EL GREMIO ACUSA AL GOBIERNO DE SU CIERRE

El gremio STVyARA declaró el “estado de alerta máxima” y advirtió que el nuevo organigrama reduciría al organismo a tareas de control y planificación. Días atrás, el Ejecutivo abrió la licitación para privatizar rutas nacionales.
La secretaria general del gremio, Graciela Aleñá, expresó que el caso de Vialidad “demuestra la violación taxativa, impune y total que tiene el Gobierno de Milei de los poderes del Estado y la Constitución Nacional, desoyendo la imposibilidad de avanzar en la destrucción de Vialidad Nacional, lo hace a través del nuevo organigrama”.

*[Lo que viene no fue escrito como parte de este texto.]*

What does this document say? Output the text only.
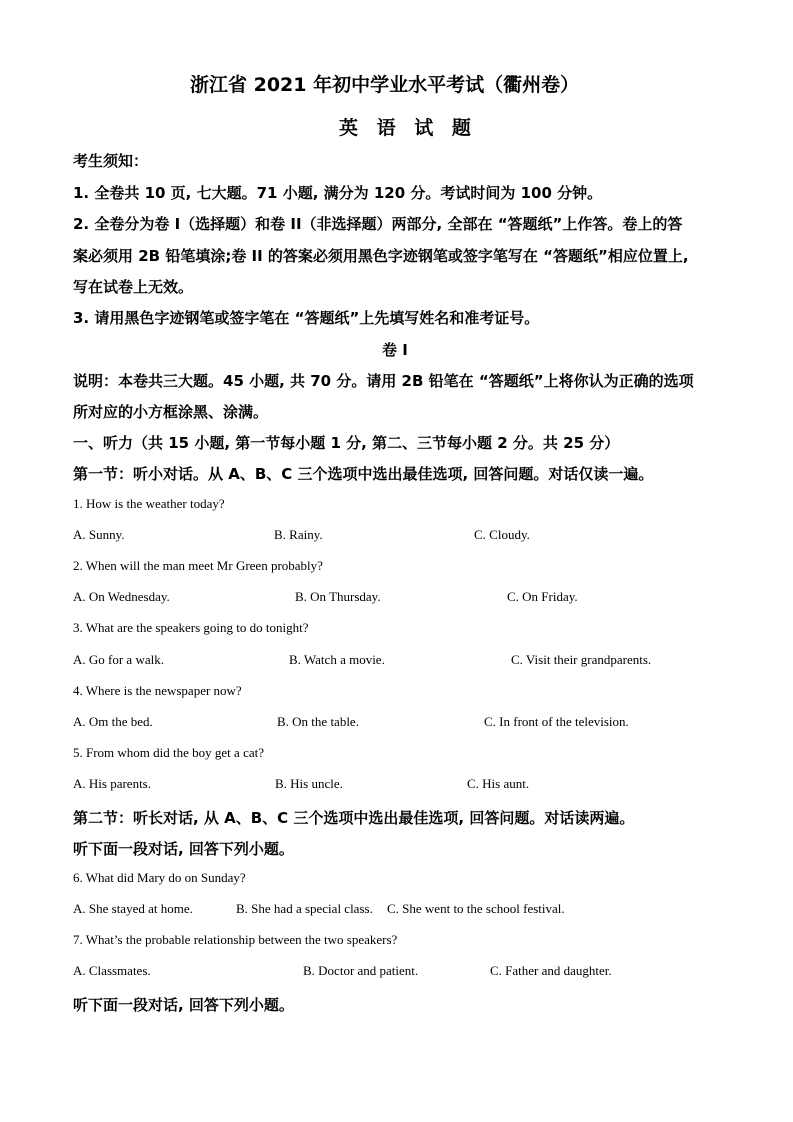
浙江省 2021 年初中学业水平考试（衢州卷）
英 语 试 题
考生须知：
1. 全卷共 10 页, 七大题。71 小题, 满分为 120 分。考试时间为 100 分钟。
2. 全卷分为卷 I（选择题）和卷 II（非选择题）两部分, 全部在 “答题纸”上作答。卷上的答
案必须用 2B 铅笔填涂;卷 II 的答案必须用黑色字迹钢笔或签字笔写在 “答题纸”相应位置上,
写在试卷上无效。
3. 请用黑色字迹钢笔或签字笔在 “答题纸”上先填写姓名和准考证号。
卷 I
说明：本卷共三大题。45 小题, 共 70 分。请用 2B 铅笔在 “答题纸”上将你认为正确的选项
所对应的小方框涂黑、涂满。
一、听力（共 15 小题, 第一节每小题 1 分, 第二、三节每小题 2 分。共 25 分）
第一节：听小对话。从 A、B、C 三个选项中选出最佳选项, 回答问题。对话仅读一遍。
1. How is the weather today?
A. Sunny.	B. Rainy.	C. Cloudy.
2. When will the man meet Mr Green probably?
A. On Wednesday.	B. On Thursday.	C. On Friday.
3. What are the speakers going to do tonight?
A. Go for a walk.	B. Watch a movie.	C. Visit their grandparents.
4. Where is the newspaper now?
A. Om the bed.	B. On the table.	C. In front of the television.
5. From whom did the boy get a cat?
A. His parents.	B. His uncle.	C. His aunt.
第二节：听长对话, 从 A、B、C 三个选项中选出最佳选项, 回答问题。对话读两遍。
听下面一段对话, 回答下列小题。
6. What did Mary do on Sunday?
A. She stayed at home.	B. She had a special class. C. She went to the school festival.
7. What’s the probable relationship between the two speakers?
A. Classmates.	B. Doctor and patient.	C. Father and daughter.
听下面一段对话, 回答下列小题。
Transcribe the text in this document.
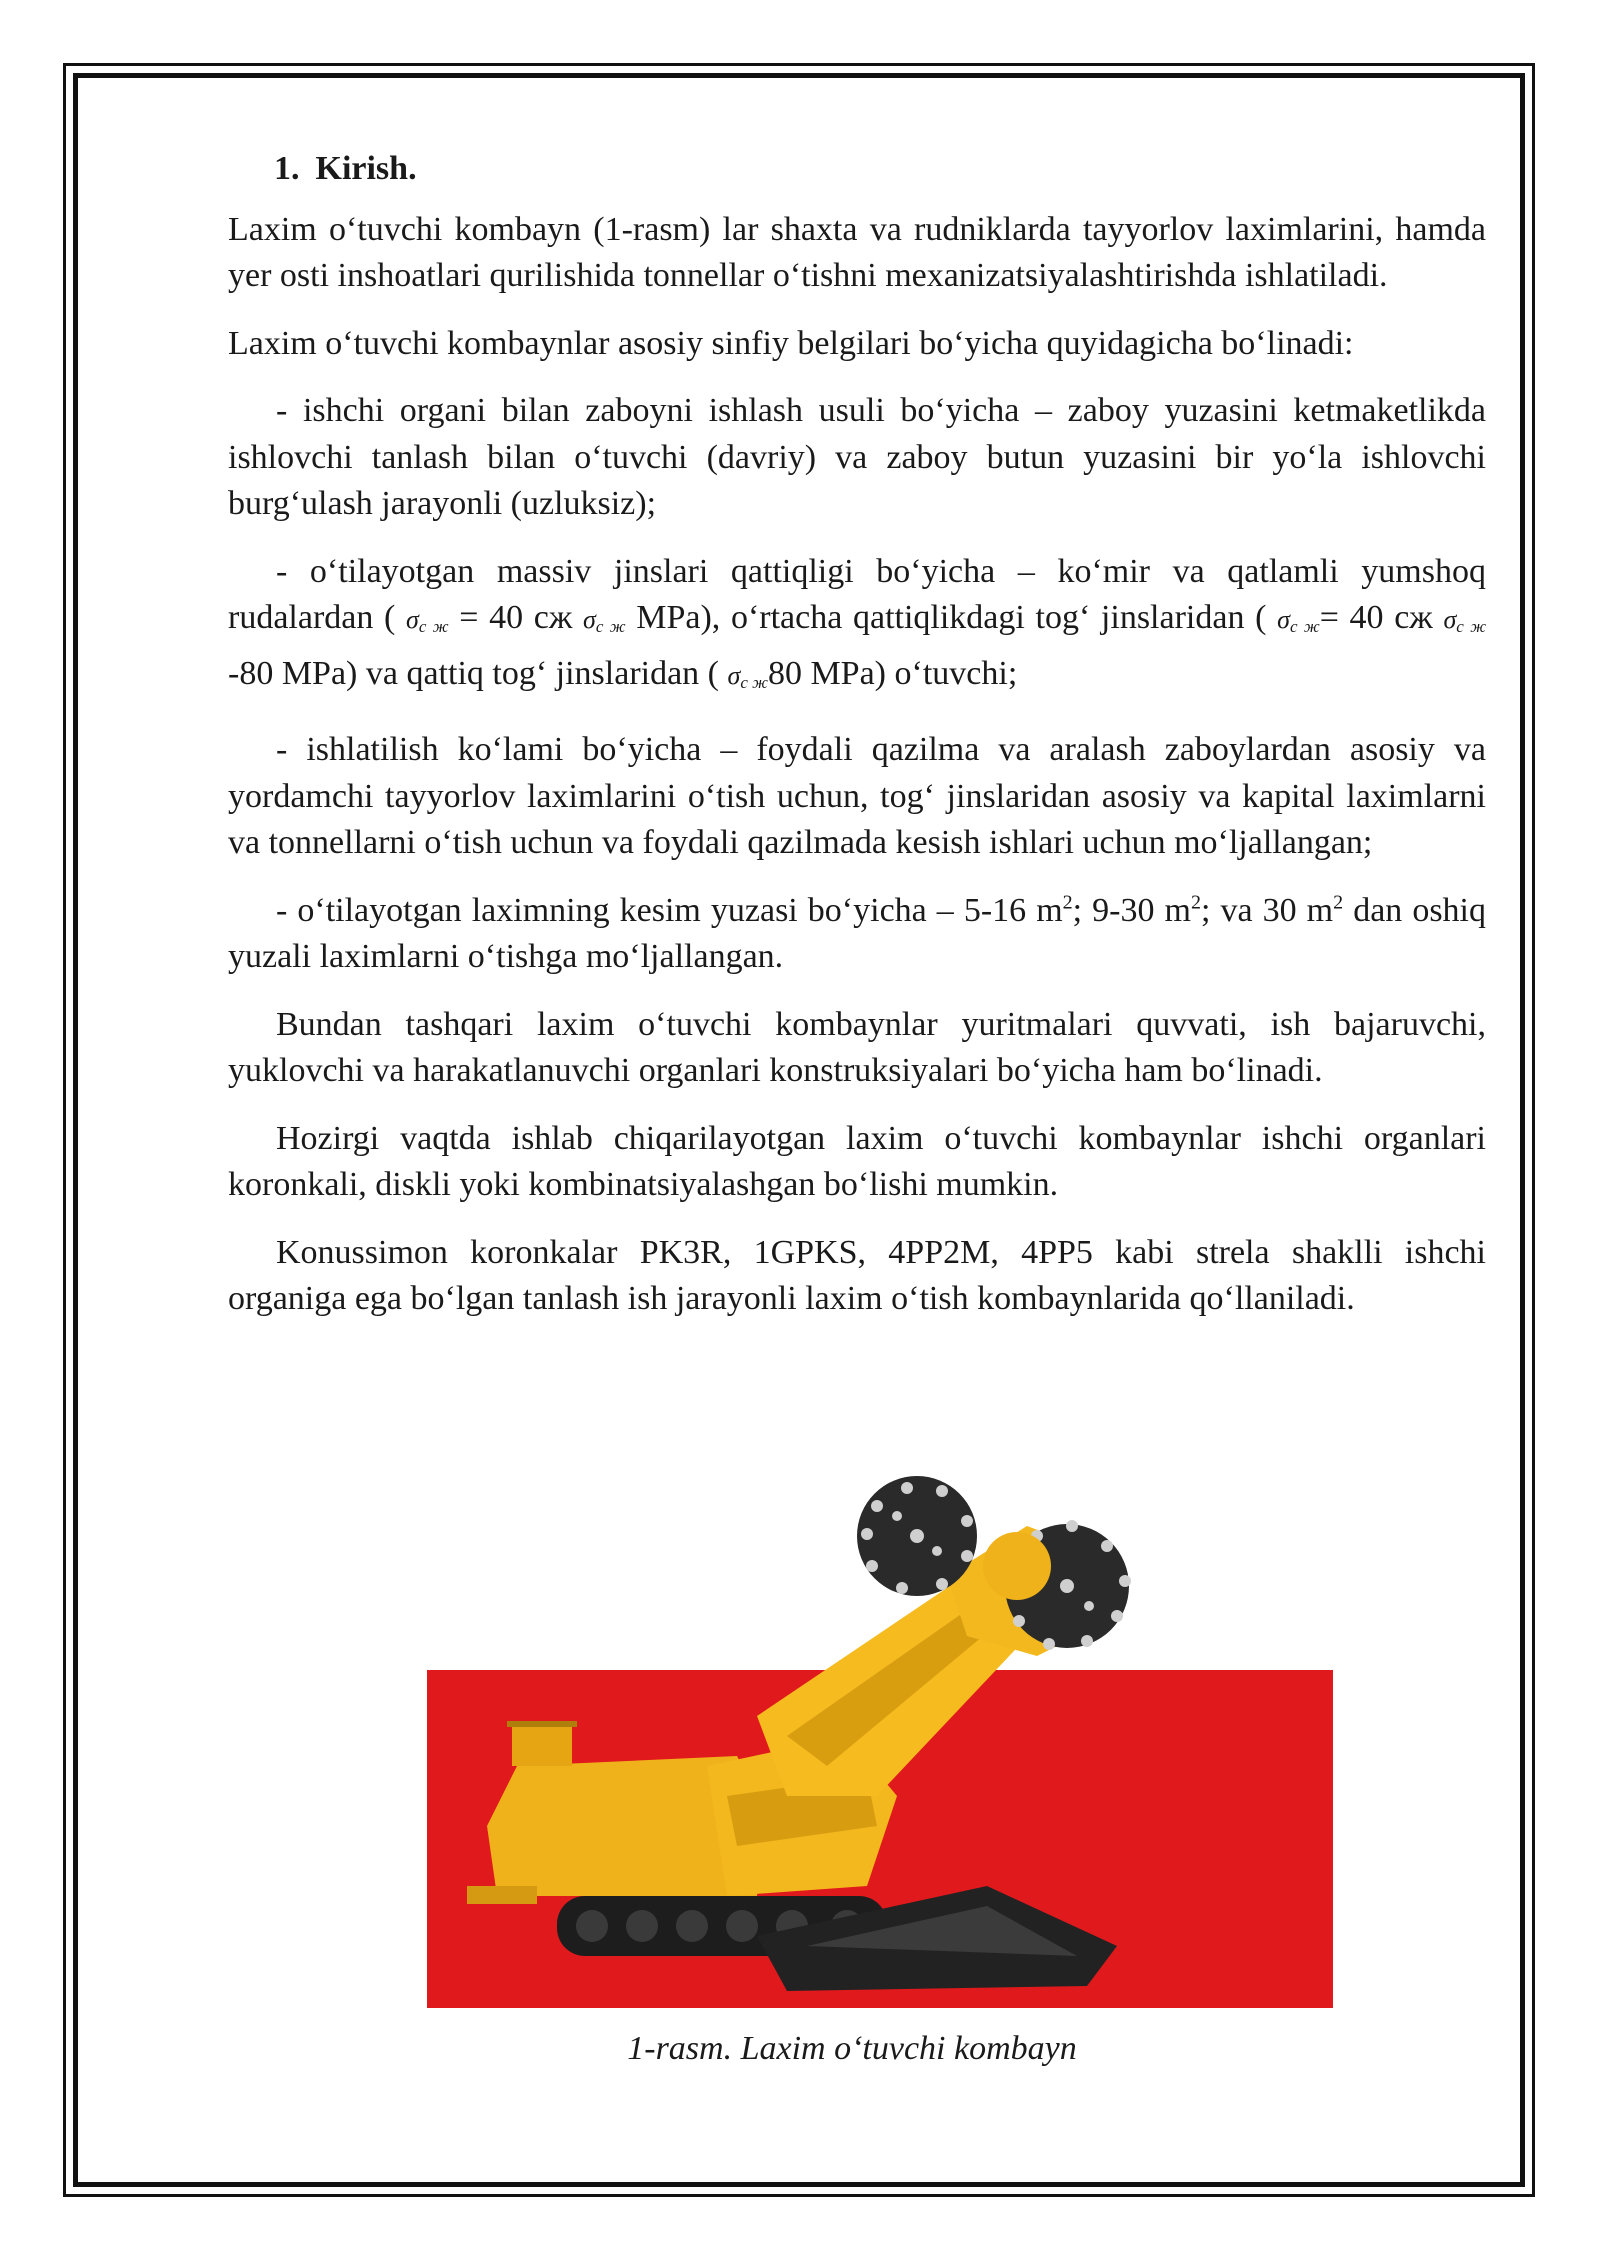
1. Kirish.

Laxim o‘tuvchi kombayn (1-rasm) lar shaxta va rudniklarda tayyorlov laximlarini, hamda yer osti inshoatlari qurilishida tonnellar o‘tishni mexanizatsiyalashtirishda ishlatiladi.

Laxim o‘tuvchi kombaynlar asosiy sinfiy belgilari bo‘yicha quyidagicha bo‘linadi:

- ishchi organi bilan zaboyni ishlash usuli bo‘yicha – zaboy yuzasini ketmaketlikda ishlovchi tanlash bilan o‘tuvchi (davriy) va zaboy butun yuzasini bir yo‘la ishlovchi burg‘ulash jarayonli (uzluksiz);

- o‘tilayotgan massiv jinslari qattiqligi bo‘yicha – ko‘mir va qatlamli yumshoq rudalardan ( $\sigma_{с ж} = 40$ сж $\sigma_{с ж}$ MPa), o‘rtacha qattiqlikdagi tog‘ jinslaridan ( $\sigma_{с ж}= 40$ сж $\sigma_{с ж}$ -80 MPa) va qattiq tog‘ jinslaridan ( $\sigma_{с ж}80$ MPa) o‘tuvchi;

- ishlatilish ko‘lami bo‘yicha – foydali qazilma va aralash zaboylardan asosiy va yordamchi tayyorlov laximlarini o‘tish uchun, tog‘ jinslaridan asosiy va kapital laximlarni va tonnellarni o‘tish uchun va foydali qazilmada kesish ishlari uchun mo‘ljallangan;

- o‘tilayotgan laximning kesim yuzasi bo‘yicha – 5-16 $m^2$; 9-30 $m^2$; va 30 $m^2$ dan oshiq yuzali laximlarni o‘tishga mo‘ljallangan.

Bundan tashqari laxim o‘tuvchi kombaynlar yuritmalari quvvati, ish bajaruvchi, yuklovchi va harakatlanuvchi organlari konstruksiyalari bo‘yicha ham bo‘linadi.

Hozirgi vaqtda ishlab chiqarilayotgan laxim o‘tuvchi kombaynlar ishchi organlari koronkali, diskli yoki kombinatsiyalashgan bo‘lishi mumkin.

Konussimon koronkalar PK3R, 1GPKS, 4PP2M, 4PP5 kabi strela shaklli ishchi organiga ega bo‘lgan tanlash ish jarayonli laxim o‘tish kombaynlarida qo‘llaniladi.

1-rasm. Laxim o‘tuvchi kombayn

Desde el sindicato advirtieron que el Estado dejaría de construir, mantener y conservar rutas nacionales, lo que —según señalaron— implicaría un “retiro explícito del Estado de una de sus funciones esenciales”, con impacto directo en millones de usuarios.
En ese marco, elevaron una intimación formal a Sturzenegger y al secretario de Transformación del Estado y Función Pública, Maximiliano Fariña, para que se abstengan de impulsar medidas que tiendan a la “disolución, vaciamiento, desnaturalización o desaparición” del organismo.
Ante esta situación, el Sindicato de Trabajadores Viales y Afines de la República Argentina (STVyARA) intimó formalmente a funcionarios del Gobierno, mediante carta documento, a Sturzenegger y al secretario de Transformación del Estado y Función Pública, Maximiliano Fariña, para que “se abstengan de adoptar, impulsar, ejecutar o convalidar cualquier medida administrativa, organizativa o funcional que directa o indirectamente tienda a la disolución, vaciamiento, desnaturalización o desaparición de la Dirección Nacional de Vialidad, organismo histórico y estratégico del Estado Nacional”.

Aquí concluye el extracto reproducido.